Author: Colin Craig 2011/05/03

So how deep are your pockets when it comes to giving goodbye payments and pensions for Members of Parliament (MPs) who lost their seats or decided not to run again?

Unfortunately, they better be deep.

Consider the case of Winnipeg MP Jim Maloway, who was elected in the 2008 fall election, but lost his seat in this week’s election. After serving just two and a half years, Mr. Maloway won’t qualify for a federal MP pension, but he will receive about $78,886 as a severance package.

That’s about half an MP’s starting salary of $157,731. Not bad pay if you can get it, is it?

Had Mr. Maloway served just six years as a Member of Parliament, he would have qualified for the lucrative MP pension plan – arguably one of the best pension plans in Canada.

The MP pension plan starts out with annual payments of around $30,000 once someone hits 55 years of age. However, the starting amount rises significantly once you get a few years under your belt and automatically increases each year for inflation.

Unlike many taxpayers who are working an extra year or two because their RRSP portfolio crashed during the recent recession, MPs need not worry about such inconveniences.

In the case of defeated Winnipeg MP Anita Neville, she’ll receive approximately $54,544 per year for her pension after serving just 11 years of service. But Ms. Neville’s situation is hardly shocking when compared with some of her peers.

Consider the case of Bloc Leader Gilles Duceppe who is due for an annual pension of about $140,000 per year. The Canadian Taxpayers Federation estimates that if he lives until he’s 80 years of age, Taxpayers will have given him $2.9 million in pension benefits.

That’s quite the haul for a guy who spent years trying to break up the country.

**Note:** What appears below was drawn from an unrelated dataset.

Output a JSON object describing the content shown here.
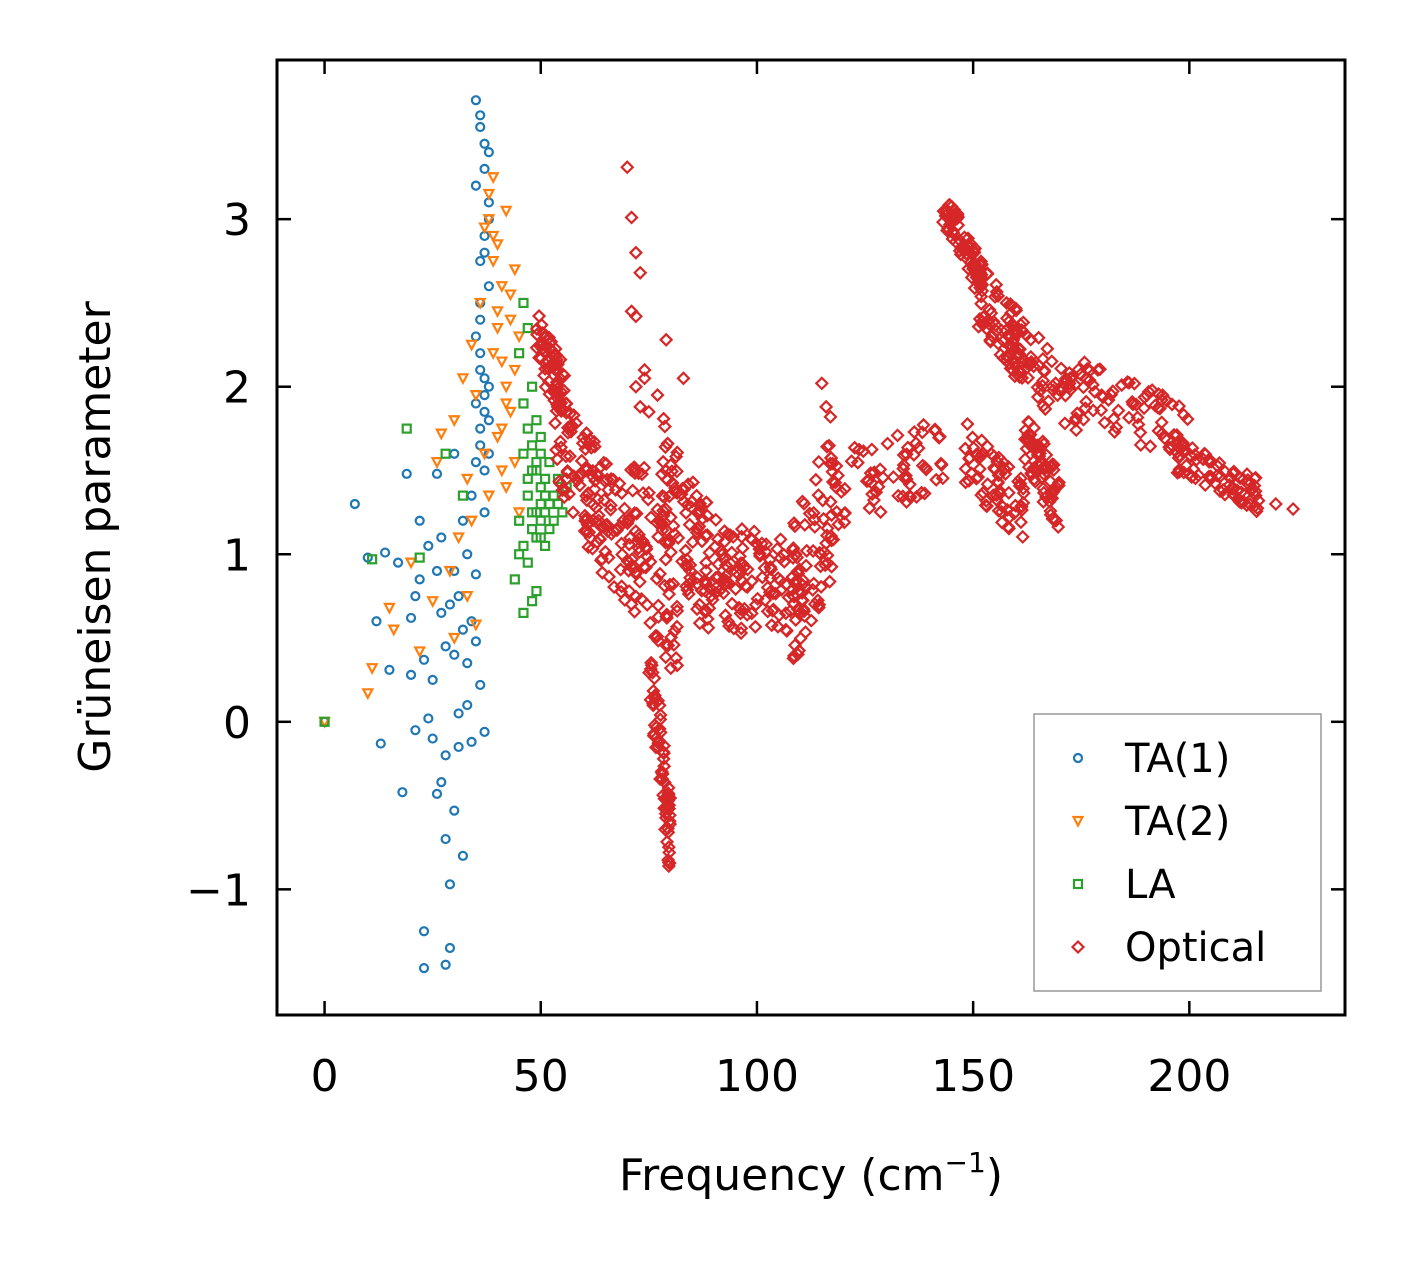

It’s true that the overly generous formula that determines MP pension payments was reduced a few years ago. But if you peer into the new rules, you’ll find they’re still, well, overly generous. Right now, for every $1 MPs put into their pension plan, taxpayers contribute about $4 towards it.

That is why the Canadian Taxpayers Federation has recommended MPs overhaul the pension plan to make it a defined contribution plan.

Under such a plan, the federal government would match contributions MPs put into their own pension fund. If an MP puts in $1, then taxpayers would put in $1. If the fund does well, then MPs would see a gain. Conversely, if the fund performs poorly, then MPs would also feel the pinch.

That would bring MPs in-line with many private sector companies that offer the same type of pension plan. In fact, it would still leave MPs better off than most Canadians that have no pension plan whatsoever.

Consider that Statistics Canada data from 2009 shows only 6 million of Canada’s 28.1 million citizens over the age of 15 have a pension plan. Yes, over 75 per cent of us have no plan whatsoever.

Hopefully the new faces in Parliament will achieve what the old faces ignored; a more reasonable pension plan for MPs.